Un long travail d'enquête mené par des bénévoles
Pour éviter cette situation, des militants et membres d'associations se sont organisés au sein d'un groupe, appelé "le groupe décès" qui se mobilise auprès des proches des personnes décédées ou disparues.
"Ce groupe tente de soutenir de la manière la plus respectueuse possible les proches des personnes décédées et les communautés de personnes exilées vivant à la frontière affectés par ces drames. Ce soutien passe bien souvent, en premier lieu, par du temps consacré à l'explication des démarches médico-légales, administratives, juridiques aux proches des personnes décédées ou disparues", explique à BFMTV.com, Célestin Pichaud, coordinateur de l’association d’aide aux migrants Utopia 56.
Les bénévoles de ces groupes, réalisent un travail d’enquête afin d'identifier et retrouver les proches des exilés décédés. "Ils passent dans les camps pour essayer de trouver un nom et après, ils cherchent à entrer en contact avec leurs proches pour organiser la cérémonie", précise le membre de l’association.
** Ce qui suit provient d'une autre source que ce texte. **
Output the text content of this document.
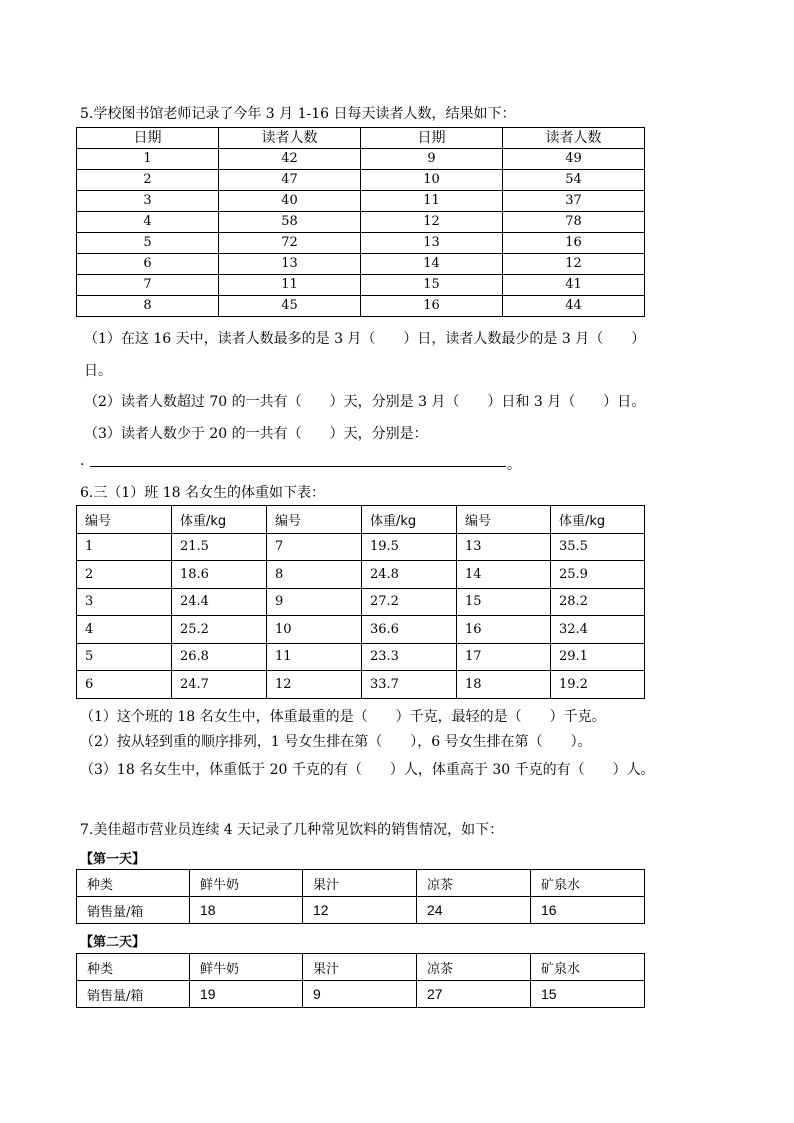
5.学校图书馆老师记录了今年 3 月 1-16 日每天读者人数，结果如下：
日期	读者人数	日期	读者人数
1	42	9	49
2	47	10	54
3	40	11	37
4	58	12	78
5	72	13	16
6	13	14	12
7	11	15	41
8	45	16	44
（1）在这 16 天中，读者人数最多的是 3 月（　　）日，读者人数最少的是 3 月（　　）
日。
（2）读者人数超过 70 的一共有（　　）天，分别是 3 月（　　）日和 3 月（　　）日。
（3）读者人数少于 20 的一共有（　　）天，分别是：
.	。
6.三（1）班 18 名女生的体重如下表：
编号	体重/kg	编号	体重/kg	编号	体重/kg
1	21.5	7	19.5	13	35.5
2	18.6	8	24.8	14	25.9
3	24.4	9	27.2	15	28.2
4	25.2	10	36.6	16	32.4
5	26.8	11	23.3	17	29.1
6	24.7	12	33.7	18	19.2
（1）这个班的 18 名女生中，体重最重的是（　　）千克，最轻的是（　　）千克。
（2）按从轻到重的顺序排列，1 号女生排在第（　　），6 号女生排在第（　　）。
（3）18 名女生中，体重低于 20 千克的有（　　）人，体重高于 30 千克的有（　　）人。
7.美佳超市营业员连续 4 天记录了几种常见饮料的销售情况，如下：
【第一天】
种类	鲜牛奶	果汁	凉茶	矿泉水
销售量/箱	18	12	24	16
【第二天】
种类	鲜牛奶	果汁	凉茶	矿泉水
销售量/箱	19	9	27	15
Les proches peuvent donc demander à ce que la victime soit enterrée selon ses croyances et coutumes. “Il y a des corps de migrants qui sont enterrés dans le carré musulman du cimetière de Boulogne-sur-Mer. J’ai pu assister aux obsèques de ces personnes”, confirme à BFMTV.com, Dany Patoux, du collectif d’aide aux migrants, Osmose 62.
Des rapatriements possibles mais compliqués
Les migrants morts en France ne reposent pas tous dans l'Hexagone pour autant. Certaines familles font rapatrier le corps pour qu’il soit enterré dans son pays d’origine. Une opération onéreuse, qui est entièrement aux frais des proches du défunt. "Il n’y a aucune intervention de l'État lors des rapatriements", regrette une membre de Refugee Women’s Center.
Pour aider les familles dans l'incapacité financière de rapatrier le corps, le groupe de décès Le réveil voyageur a lancé une cagnotte où les particuliers peuvent faire des dons pour financer l’opération.
"Les dons sont destinés au groupe décès dans les situations où il est sollicité par les familles qu'il soutient, lorsqu'elles ne sont pas en mesure de financer tout ou une partie des frais liés aux funérailles, dans le respect de leur volonté", indique le groupe de décès Le réveil voyageur.
"Il est fréquent que les familles n'aient pas les moyens de financer un rapatriement du corps du ou de la défunte, et nous demande d'organiser les enterrements localement à Calais ou Dunkerque. Chaque enterrement fait selon le respect des pratiques religieuses, notamment conformément à l'Islam, coûte minimum 2.000 euros en partie pour les frais de la concession et la cérémonie", rappelle le groupe de décès sur la page de la cagnotte.
Pour le moment, la cagnotte mise en ligne par le groupe a atteint au total plus de 2.900 euros sur les 10.000 espérés.